The fluid retention under the arm (a water balloon?) can be very annoying. It is also difficult to live with the uncertainty whether complications will eventually arise (wound dehiscence, hematoma, seroma, lymphedema). "Eventually" may mean 6 weeks for wound complications, 3 months for seroma, 2 or more years for lymphedema. That's a long time of not knowing whether I a doing something too fast or need to do less.


However on Sunday I am “back in the saddle”, on a stationary bike, and am able to do high intensity speed intervals with a lot of huffing and puffing, but it feels AWESOME!

Thursday, April 28, 2016

Normal daily activities

You will have been told that you can return to normal daily activities 2 weeks post mastectomy.
Hopefully you will also have been told to abstain from carrying laundry baskets or vacuuming.

If you have help, use it!  Asking for help can be a great learning experience. It is not easy (for me)!

Normal daily activities can be more challenging than doing deadlifts in the gym (which you are told not to do so soon). However I found that exercises in the gym including strength training are carefully controlled movements while normal daily activities can be complex movements (cleaning) and may involve heavy weights (grocery bags) that are not necessarily appropriate.  Be realistic!

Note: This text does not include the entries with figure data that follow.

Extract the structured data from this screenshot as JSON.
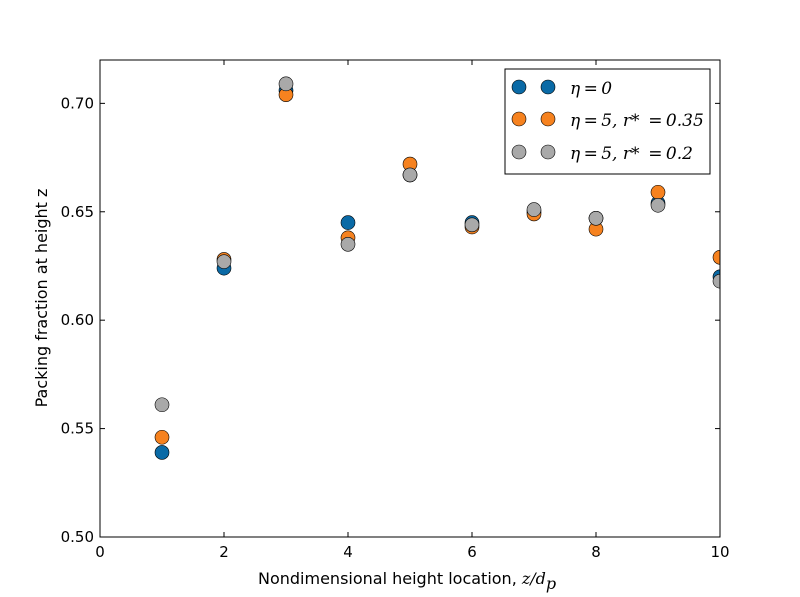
{
  "chart_data": {
    "type": "scatter",
    "title": "",
    "xlabel": "Nondimensional height location, ",
    "xlabel_math": "z/d",
    "xlabel_math_sub": "p",
    "ylabel": "Packing fraction at height z",
    "xlim": [
      0,
      10
    ],
    "ylim": [
      0.5,
      0.72
    ],
    "x_ticks": [
      0,
      2,
      4,
      6,
      8,
      10
    ],
    "x_tick_labels": [
      "0",
      "2",
      "4",
      "6",
      "8",
      "10"
    ],
    "y_ticks": [
      0.5,
      0.55,
      0.6,
      0.65,
      0.7
    ],
    "y_tick_labels": [
      "0.50",
      "0.55",
      "0.60",
      "0.65",
      "0.70"
    ],
    "grid": false,
    "legend_position": "top-right",
    "x": [
      1,
      2,
      3,
      4,
      5,
      6,
      7,
      8,
      9,
      10
    ],
    "series": [
      {
        "name": "η=0",
        "color": "#0a6aa6",
        "values": [
          0.539,
          0.624,
          0.706,
          0.645,
          0.667,
          0.645,
          0.65,
          0.647,
          0.654,
          0.62
        ]
      },
      {
        "name": "η=5, r* =0.35",
        "color": "#f6821f",
        "values": [
          0.546,
          0.628,
          0.704,
          0.638,
          0.672,
          0.643,
          0.649,
          0.642,
          0.659,
          0.629
        ]
      },
      {
        "name": "η=5, r* =0.2",
        "color": "#a9a9a9",
        "values": [
          0.561,
          0.627,
          0.709,
          0.635,
          0.667,
          0.644,
          0.651,
          0.647,
          0.653,
          0.618
        ]
      }
    ],
    "legend": [
      {
        "label": "η = 0"
      },
      {
        "label": "η = 5, r*  = 0.35"
      },
      {
        "label": "η = 5, r*  = 0.2"
      }
    ]
  }
}
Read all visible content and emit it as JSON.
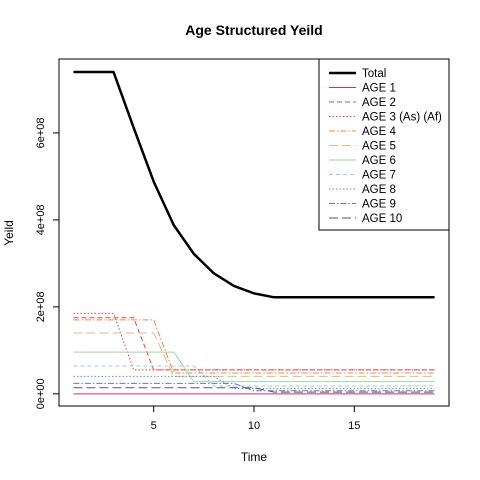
{
  "chart_data": {
    "type": "line",
    "title": "Age Structured Yeild",
    "xlabel": "Time",
    "ylabel": "Yeild",
    "xlim": [
      0.28,
      19.72
    ],
    "ylim": [
      -28000000,
      770000000
    ],
    "x_ticks": [
      5,
      10,
      15
    ],
    "y_ticks": [
      0,
      200000000,
      400000000,
      600000000
    ],
    "y_tick_labels": [
      "0e+00",
      "2e+08",
      "4e+08",
      "6e+08"
    ],
    "legend_position": "top-right",
    "x": [
      1,
      2,
      3,
      4,
      5,
      6,
      7,
      8,
      9,
      10,
      11,
      12,
      13,
      14,
      15,
      16,
      17,
      18,
      19
    ],
    "series": [
      {
        "name": "Total",
        "color": "#000000",
        "dash": "solid",
        "width": 2.5,
        "values": [
          740000000,
          740000000,
          740000000,
          612000000,
          488000000,
          388000000,
          322000000,
          277000000,
          248000000,
          231000000,
          222000000,
          222000000,
          222000000,
          222000000,
          222000000,
          222000000,
          222000000,
          222000000,
          222000000
        ]
      },
      {
        "name": "AGE 1",
        "color": "#d62a6b",
        "dash": "solid",
        "width": 1,
        "values": [
          0,
          0,
          0,
          0,
          0,
          0,
          0,
          0,
          0,
          0,
          0,
          0,
          0,
          0,
          0,
          0,
          0,
          0,
          0
        ]
      },
      {
        "name": "AGE 2",
        "color": "#e0484d",
        "dash": "5,3",
        "width": 1,
        "values": [
          175000000,
          175000000,
          175000000,
          175000000,
          55000000,
          55000000,
          55000000,
          55000000,
          55000000,
          55000000,
          55000000,
          55000000,
          55000000,
          55000000,
          55000000,
          55000000,
          55000000,
          55000000,
          55000000
        ]
      },
      {
        "name": "AGE 3 (As) (Af)",
        "color": "#e8463c",
        "dash": "1.5,2",
        "width": 1,
        "values": [
          185000000,
          185000000,
          185000000,
          55000000,
          55000000,
          55000000,
          55000000,
          55000000,
          55000000,
          55000000,
          55000000,
          55000000,
          55000000,
          55000000,
          55000000,
          55000000,
          55000000,
          55000000,
          55000000
        ]
      },
      {
        "name": "AGE 4",
        "color": "#f08a4b",
        "dash": "6,2,1.5,2",
        "width": 1,
        "values": [
          170000000,
          170000000,
          170000000,
          170000000,
          170000000,
          48000000,
          48000000,
          48000000,
          48000000,
          48000000,
          48000000,
          48000000,
          48000000,
          48000000,
          48000000,
          48000000,
          48000000,
          48000000,
          48000000
        ]
      },
      {
        "name": "AGE 5",
        "color": "#e6b88a",
        "dash": "9,4",
        "width": 1,
        "values": [
          140000000,
          140000000,
          140000000,
          140000000,
          140000000,
          40000000,
          40000000,
          40000000,
          40000000,
          40000000,
          40000000,
          40000000,
          40000000,
          40000000,
          40000000,
          40000000,
          40000000,
          40000000,
          40000000
        ]
      },
      {
        "name": "AGE 6",
        "color": "#9fd79f",
        "dash": "solid",
        "width": 1,
        "values": [
          96000000,
          96000000,
          96000000,
          96000000,
          96000000,
          96000000,
          28000000,
          28000000,
          28000000,
          28000000,
          28000000,
          28000000,
          28000000,
          28000000,
          28000000,
          28000000,
          28000000,
          28000000,
          28000000
        ]
      },
      {
        "name": "AGE 7",
        "color": "#9ec9dd",
        "dash": "4,3",
        "width": 1,
        "values": [
          64000000,
          64000000,
          64000000,
          64000000,
          64000000,
          64000000,
          64000000,
          18000000,
          18000000,
          18000000,
          18000000,
          18000000,
          18000000,
          18000000,
          18000000,
          18000000,
          18000000,
          18000000,
          18000000
        ]
      },
      {
        "name": "AGE 8",
        "color": "#5a96c8",
        "dash": "1.5,2",
        "width": 1,
        "values": [
          40000000,
          40000000,
          40000000,
          40000000,
          40000000,
          40000000,
          40000000,
          40000000,
          12000000,
          12000000,
          12000000,
          12000000,
          12000000,
          12000000,
          12000000,
          12000000,
          12000000,
          12000000,
          12000000
        ]
      },
      {
        "name": "AGE 9",
        "color": "#6877b8",
        "dash": "6,2,1.5,2",
        "width": 1,
        "values": [
          24000000,
          24000000,
          24000000,
          24000000,
          24000000,
          24000000,
          24000000,
          24000000,
          24000000,
          7000000,
          7000000,
          7000000,
          7000000,
          7000000,
          7000000,
          7000000,
          7000000,
          7000000,
          7000000
        ]
      },
      {
        "name": "AGE 10",
        "color": "#555a66",
        "dash": "9,4",
        "width": 1,
        "values": [
          14000000,
          14000000,
          14000000,
          14000000,
          14000000,
          14000000,
          14000000,
          14000000,
          14000000,
          14000000,
          4000000,
          4000000,
          4000000,
          4000000,
          4000000,
          4000000,
          4000000,
          4000000,
          4000000
        ]
      }
    ]
  }
}
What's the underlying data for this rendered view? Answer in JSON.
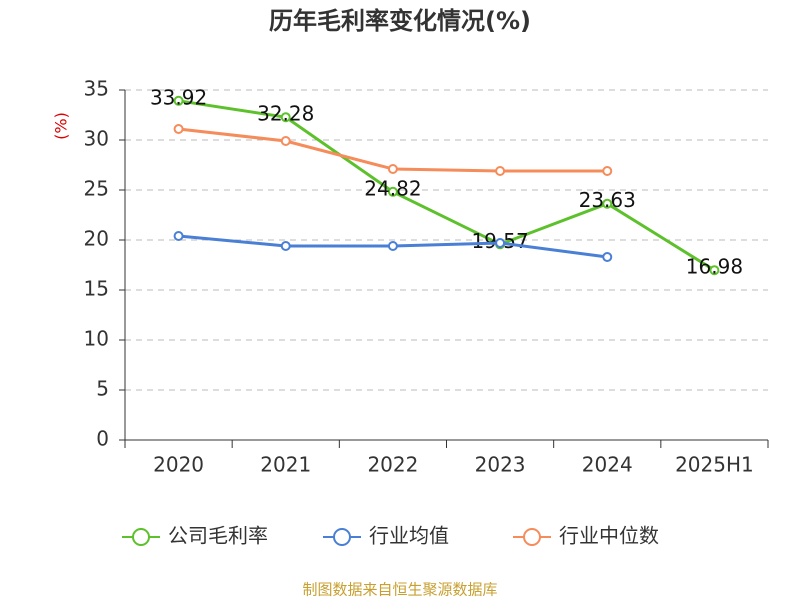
{
  "chart_data": {
    "type": "line",
    "title": "历年毛利率变化情况(%)",
    "y_label": "(%)",
    "categories": [
      "2020",
      "2021",
      "2022",
      "2023",
      "2024",
      "2025H1"
    ],
    "series": [
      {
        "name": "公司毛利率",
        "color": "#5cc12b",
        "values": [
          33.92,
          32.28,
          24.82,
          19.57,
          23.63,
          16.98
        ],
        "show_labels": true
      },
      {
        "name": "行业均值",
        "color": "#4a7fd6",
        "values": [
          20.4,
          19.4,
          19.4,
          19.7,
          18.3,
          null
        ],
        "show_labels": false
      },
      {
        "name": "行业中位数",
        "color": "#f58c5a",
        "values": [
          31.1,
          29.9,
          27.1,
          26.9,
          26.9,
          null
        ],
        "show_labels": false
      }
    ],
    "ylim": [
      0,
      35
    ],
    "yticks": [
      0,
      5,
      10,
      15,
      20,
      25,
      30,
      35
    ],
    "grid": true,
    "source": "制图数据来自恒生聚源数据库"
  }
}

  • Showering did not happen for me until a week post surgery. Wash cloths and baby wipes work, and a hair wash in a salon feels great. 
  • Walking can be painful and wasn't comfortable until almost 4 weeks post surgery. Go easy.
  • Having cleaning help is a blessing.
  • Chopping carrots (or other hard vegetables) can be a strain. Directing your teenage son to chop various kinds of vegetables for a vegetable korma dish is a great learning experience for him.
  • Allowing others to help can make them feel good about themselves. Asking for help can be a great learning experience!
  • Sunday, April 24, 2016

    Driving


    11 days post surgery

    With a pillow in front of my chest under the seat belt, a nervous husband by my side, I am driving the car for the first time. We are heading to the fitness studio.  It feels wonderful to get on a stationary bike for 20-30 minutes.


    Wednesday, April 20, 2016

    Heading home

    Last appointment with the oncologist and then it is time for the 9-10 hour drive home. I am feeling so much better. It would not have been comfortable to leave for such a long drive earlier.


    And I can stretch my arms up the wall with hips almost flush to the wall. Great!